The king had planned the whole thing, for he was looking for a reliable servant who would obey
him even when they did not understand his plan. This has been God's search all through history. He
has ever sought for servants who would obey him. Abraham was one of his best servants and we
read in Heb. 11:8, "By faith Abraham, when called to go to a place he would later receive as his
inheritance, obeyed and went, even though he did not know where he was going." In blind obedience
he did what God ordered, and became the number one example of a man of faith. He even obeyed
God when he was asked to sacrifice his own son Isaac. It made no sense, for God had promised him
a great host of descendants as vast as the sand of the seashore. But he had faith that God would keep
his promise, and so he was ready to do what made no sense to him. God, of course, did not let him
do it, and provided the substitute lamb for the sacrifice.
If you study all of the heroes of the faith, you discover that the virtue they all had in common was
the virtue of obedience. They were different in many ways, but they were all obedient to what they
knew was the will of God. Obedience was the key virtue in the Bible and still is today. The first sin
in the Garden of Eden was the sin of disobedience, and this is the essence of all sin. It is those who
obey who will have access again to the tree of life in the eternal kingdom.
Some may be thinking that love is the supreme virtue, and this is correct. But the Bible so links
love and obedience that they are married and become one. You cannot have one without the other.

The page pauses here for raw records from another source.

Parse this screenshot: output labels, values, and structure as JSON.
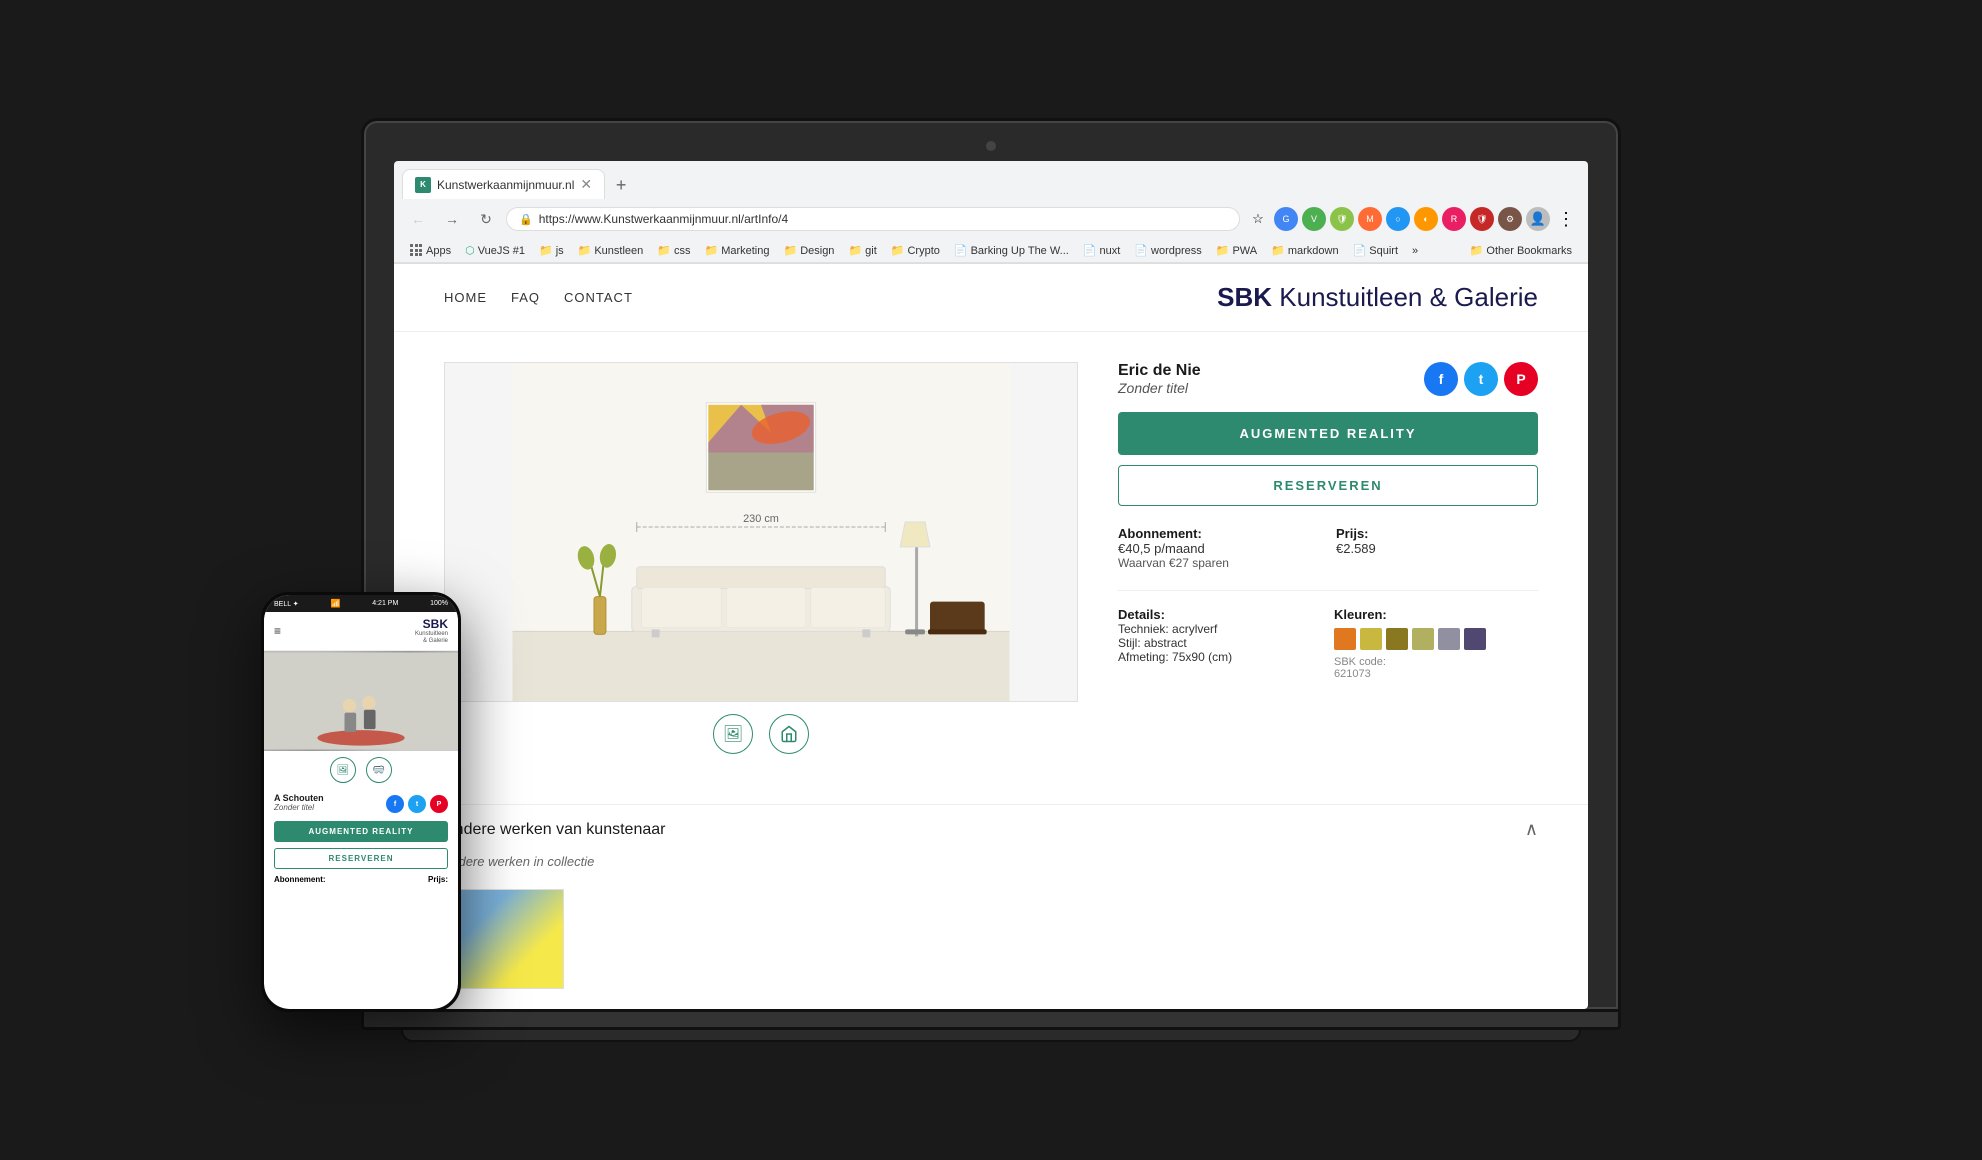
{
  "laptop": {
    "camera_label": "camera"
  },
  "browser": {
    "tab_title": "Kunstwerkaanmijnmuur.nl",
    "url": "https://www.Kunstwerkaanmijnmuur.nl/artInfo/4",
    "new_tab_icon": "+",
    "back_icon": "←",
    "forward_icon": "→",
    "refresh_icon": "↻",
    "lock_icon": "🔒",
    "more_icon": "⋮",
    "star_icon": "☆"
  },
  "bookmarks": [
    {
      "label": "Apps",
      "type": "apps"
    },
    {
      "label": "VueJS #1",
      "type": "folder",
      "icon": "🟢"
    },
    {
      "label": "js",
      "type": "folder"
    },
    {
      "label": "Kunstleen",
      "type": "folder"
    },
    {
      "label": "css",
      "type": "folder"
    },
    {
      "label": "Marketing",
      "type": "folder"
    },
    {
      "label": "Design",
      "type": "folder"
    },
    {
      "label": "git",
      "type": "folder"
    },
    {
      "label": "Crypto",
      "type": "folder"
    },
    {
      "label": "Barking Up The W...",
      "type": "page"
    },
    {
      "label": "nuxt",
      "type": "page"
    },
    {
      "label": "wordpress",
      "type": "page"
    },
    {
      "label": "PWA",
      "type": "folder"
    },
    {
      "label": "markdown",
      "type": "folder"
    },
    {
      "label": "Squirt",
      "type": "page"
    },
    {
      "label": "»",
      "type": "more"
    },
    {
      "label": "Other Bookmarks",
      "type": "folder"
    }
  ],
  "site": {
    "nav": {
      "home": "HOME",
      "faq": "FAQ",
      "contact": "CONTACT"
    },
    "logo_brand": "SBK",
    "logo_text": "Kunstuitleen & Galerie",
    "artist_name": "Eric de Nie",
    "artwork_title": "Zonder titel",
    "btn_ar": "AUGMENTED REALITY",
    "btn_reserve": "RESERVEREN",
    "subscription_label": "Abonnement:",
    "subscription_value": "€40,5 p/maand",
    "subscription_sub": "Waarvan €27 sparen",
    "price_label": "Prijs:",
    "price_value": "€2.589",
    "details_label": "Details:",
    "technique_label": "Techniek:",
    "technique_value": "acrylverf",
    "style_label": "Stijl:",
    "style_value": "abstract",
    "size_label": "Afmeting:",
    "size_value": "75x90 (cm)",
    "colors_label": "Kleuren:",
    "colors": [
      "#e07820",
      "#c8b840",
      "#8a7820",
      "#b0b060",
      "#9090a0",
      "#504870"
    ],
    "sbk_code_label": "SBK code:",
    "sbk_code_value": "621073",
    "dimension_label": "230 cm",
    "accordion_title": "Andere werken van kunstenaar",
    "accordion_sub": "andere werken in collectie",
    "accordion_chevron": "∧"
  },
  "phone": {
    "status_time": "4:21 PM",
    "status_carrier": "BELL ✦",
    "status_battery": "100%",
    "header_menu": "≡",
    "logo": "SBK",
    "logo_sub": "Kunstuitleen\n& Galerie",
    "artist": "A Schouten",
    "title": "Zonder titel",
    "btn_ar": "AUGMENTED REALITY",
    "btn_reserve": "RESERVEREN",
    "subscription_label": "Abonnement:",
    "price_label": "Prijs:"
  }
}
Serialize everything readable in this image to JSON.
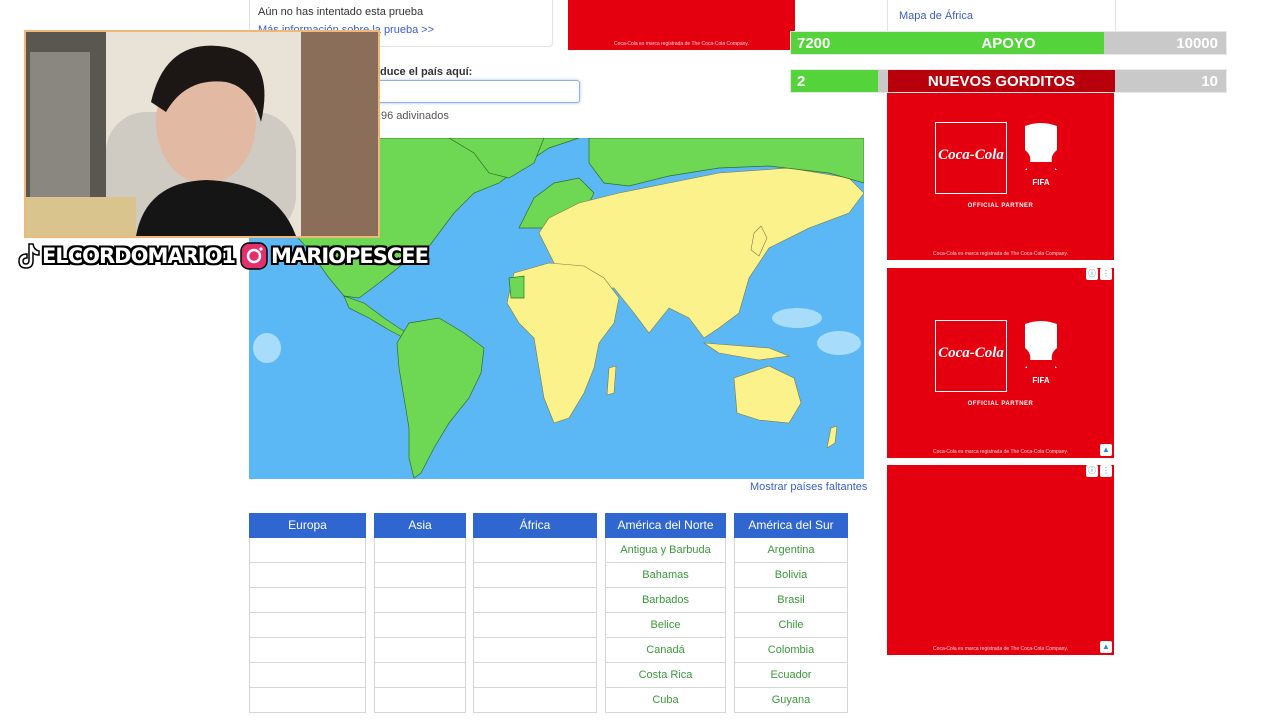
{
  "info": {
    "not_attempted": "Aún no has intentado esta prueba",
    "more_info": "Más información sobre la prueba >>"
  },
  "right_link": "Mapa de África",
  "quiz": {
    "enter_label": "duce el país aquí:",
    "input_value": "",
    "guessed_text": "96 adivinados",
    "show_missing": "Mostrar países faltantes"
  },
  "columns": [
    {
      "header": "Europa",
      "cells": [
        "",
        "",
        "",
        "",
        "",
        "",
        ""
      ]
    },
    {
      "header": "Asia",
      "cells": [
        "",
        "",
        "",
        "",
        "",
        "",
        ""
      ]
    },
    {
      "header": "África",
      "cells": [
        "",
        "",
        "",
        "",
        "",
        "",
        ""
      ]
    },
    {
      "header": "América del Norte",
      "cells": [
        "Antigua y Barbuda",
        "Bahamas",
        "Barbados",
        "Belice",
        "Canadá",
        "Costa Rica",
        "Cuba"
      ]
    },
    {
      "header": "América del Sur",
      "cells": [
        "Argentina",
        "Bolivia",
        "Brasil",
        "Chile",
        "Colombia",
        "Ecuador",
        "Guyana"
      ]
    }
  ],
  "ads": {
    "brand_text": "Coca-Cola",
    "partner_text": "OFFICIAL PARTNER",
    "fifa_text": "FIFA",
    "disclaimer": "Coca-Cola es marca registrada de The Coca-Cola Company."
  },
  "overlay": {
    "apoyo": {
      "left": "7200",
      "label": "APOYO",
      "right": "10000",
      "progress": 0.72
    },
    "gorditos": {
      "left": "2",
      "label": "NUEVOS GORDITOS",
      "right": "10",
      "progress": 0.2
    }
  },
  "socials": {
    "tiktok": "ELCORDOMARIO1",
    "instagram": "MARIOPESCEE"
  },
  "colors": {
    "table_header": "#2f66d0",
    "ocean": "#5bb8f5",
    "land_guessed": "#6ed854",
    "land_unguessed": "#fbf28c",
    "ad_red": "#e4000f",
    "bar_green": "#54d43a",
    "bar_red": "#b8000c"
  }
}
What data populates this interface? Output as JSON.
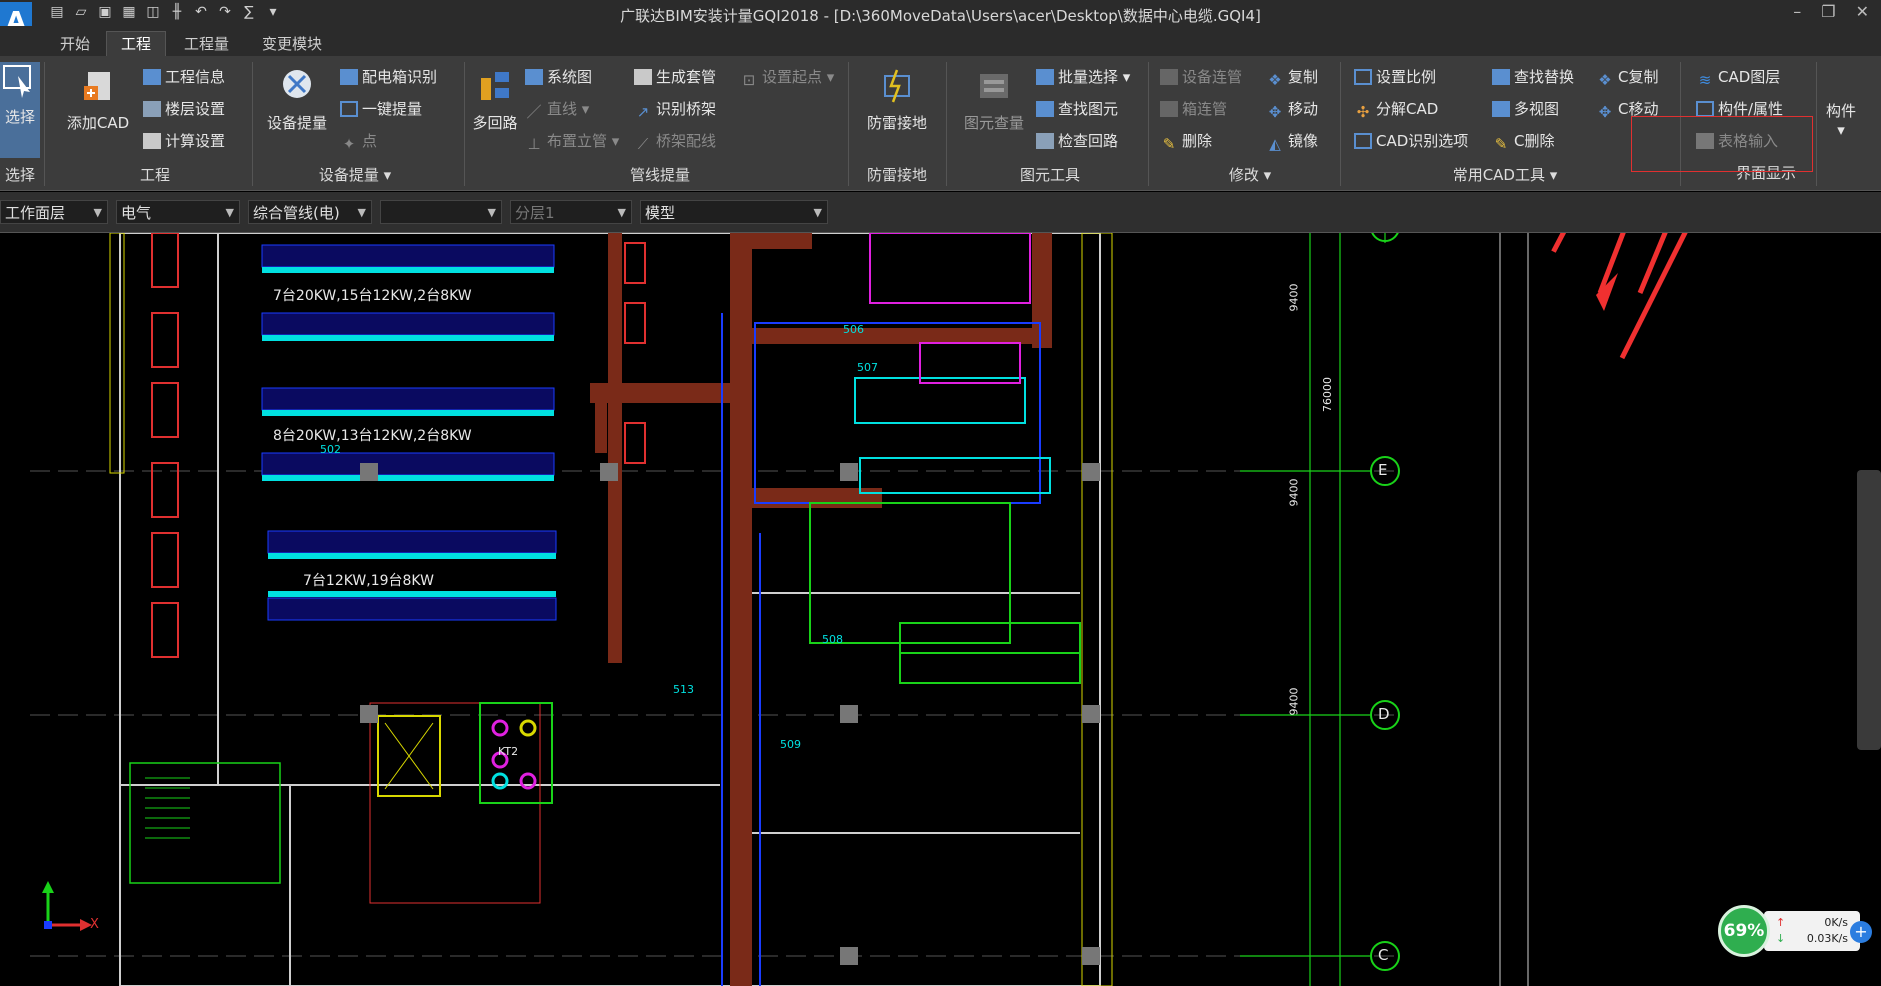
{
  "window": {
    "app_logo": "A",
    "title": "广联达BIM安装计量GQI2018 - [D:\\360MoveData\\Users\\acer\\Desktop\\数据中心电缆.GQI4]"
  },
  "tabs": [
    "开始",
    "工程",
    "工程量",
    "变更模块"
  ],
  "active_tab": "工程",
  "ribbon": {
    "select": {
      "label": "选择",
      "group": "选择"
    },
    "project": {
      "add_cad": "添加CAD",
      "info": "工程信息",
      "floor": "楼层设置",
      "calc": "计算设置",
      "group": "工程"
    },
    "device": {
      "extract": "设备提量",
      "panel": "配电箱识别",
      "one_click": "一键提量",
      "point": "点",
      "group": "设备提量"
    },
    "pipe": {
      "multi_loop": "多回路",
      "system_diagram": "系统图",
      "straight": "直线",
      "riser": "布置立管",
      "gen_sleeve": "生成套管",
      "set_start": "设置起点",
      "tray_id": "识别桥架",
      "tray_wire": "桥架配线",
      "group": "管线提量"
    },
    "lightning": {
      "grounding": "防雷接地",
      "group": "防雷接地"
    },
    "element": {
      "view": "图元查量",
      "batch_select": "批量选择",
      "find": "查找图元",
      "check_loop": "检查回路",
      "group": "图元工具"
    },
    "modify": {
      "dev_connect": "设备连管",
      "box_connect": "箱连管",
      "delete": "删除",
      "copy": "复制",
      "move": "移动",
      "mirror": "镜像",
      "group": "修改"
    },
    "cad_tools": {
      "set_ratio": "设置比例",
      "explode": "分解CAD",
      "cad_options": "CAD识别选项",
      "find_replace": "查找替换",
      "multi_view": "多视图",
      "c_delete": "C删除",
      "c_copy": "C复制",
      "c_move": "C移动",
      "group": "常用CAD工具"
    },
    "ui": {
      "cad_layer": "CAD图层",
      "component_attr": "构件/属性",
      "table_input": "表格输入",
      "ui_display": "界面显示"
    },
    "component": {
      "label": "构件"
    }
  },
  "toolbar2": {
    "layer": "工作面层",
    "discipline": "电气",
    "type": "综合管线(电)",
    "blank": "",
    "sublayer": "分层1",
    "mode": "模型"
  },
  "drawing": {
    "room_502": "502",
    "room_506": "506",
    "room_507": "507",
    "room_508": "508",
    "room_509": "509",
    "room_513": "513",
    "rack_text_1": "7台20KW,15台12KW,2台8KW",
    "rack_text_2": "8台20KW,13台12KW,2台8KW",
    "rack_text_3": "7台12KW,19台8KW",
    "axis_E": "E",
    "axis_D": "D",
    "axis_C": "C",
    "dim_9400a": "9400",
    "dim_76000": "76000",
    "dim_9400b": "9400",
    "dim_9400c": "9400",
    "ucs_x": "X",
    "kt2": "KT2"
  },
  "net_widget": {
    "percent": "69%",
    "up": "0K/s",
    "down": "0.03K/s"
  },
  "colors": {
    "wall_brown": "#7a2a18",
    "cyan": "#00e0e0",
    "blue": "#1a3cff",
    "green": "#19d219",
    "magenta": "#e020e0",
    "yellow": "#d8d800",
    "red_arrow": "#f03030"
  }
}
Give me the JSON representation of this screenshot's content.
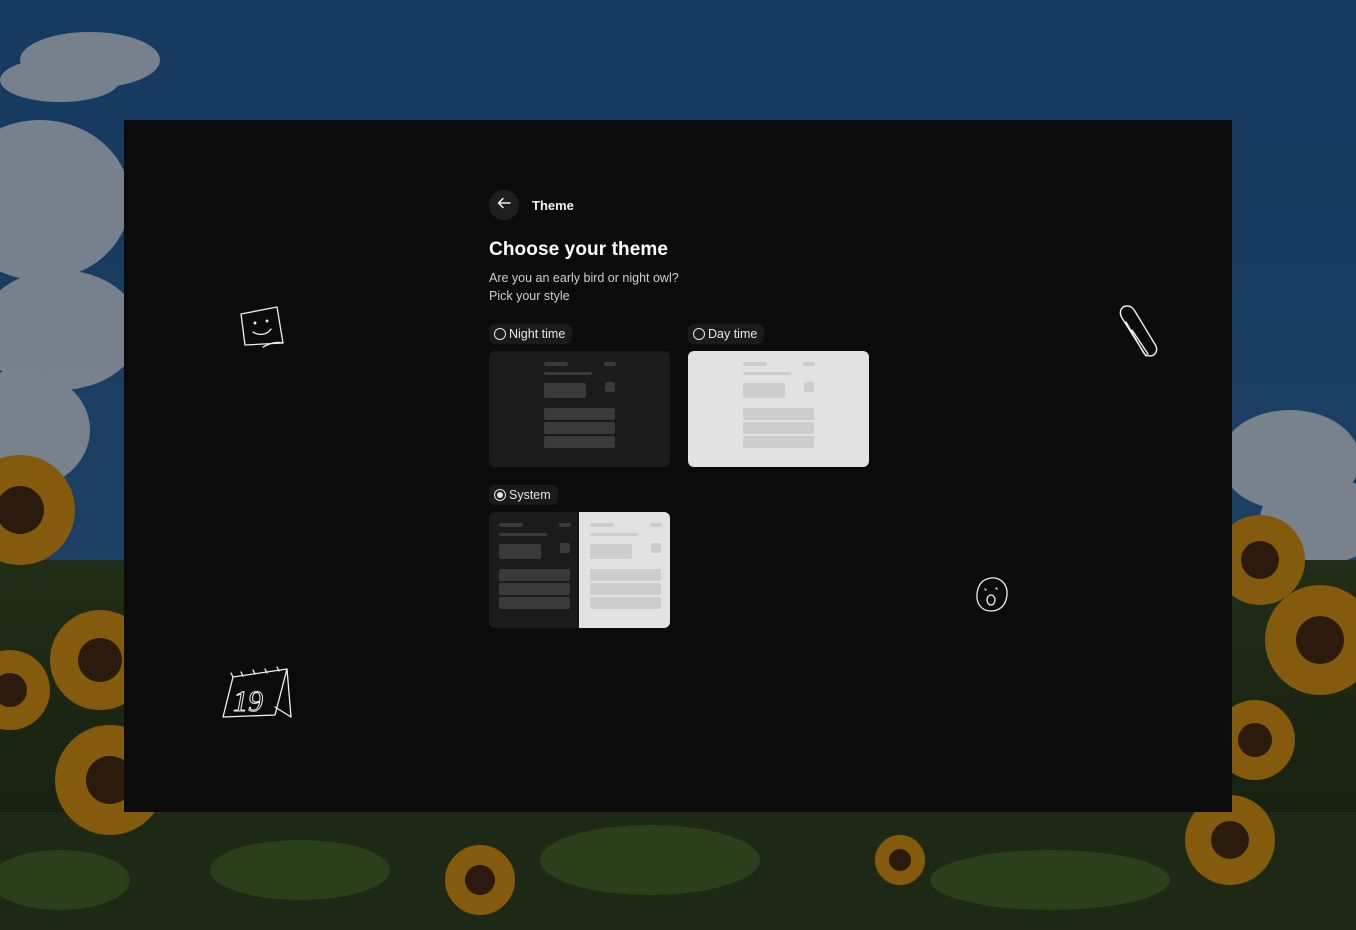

Jesus said in John 14:21, "He that hath my commandments and keepeth them, he it is that loveth
me." Then two verses later he says, "If a man love me, he will keep my words." We make a
distinction between a professing Christian and a possessing Christian because it is not words buy
obedience that makes a true believer. In Matt. 7:21 Jesus says, "Not every one that says to me, Lord,
Lord, shall enter the kingdom of heaven, but he that doeth the will of my Father which is in heaven."
It is in obedience to God that we demonstrate faith and manifest love. Without obedience all the
lovely language and professions are mere stubble that will quickly perish in the fires of judgment.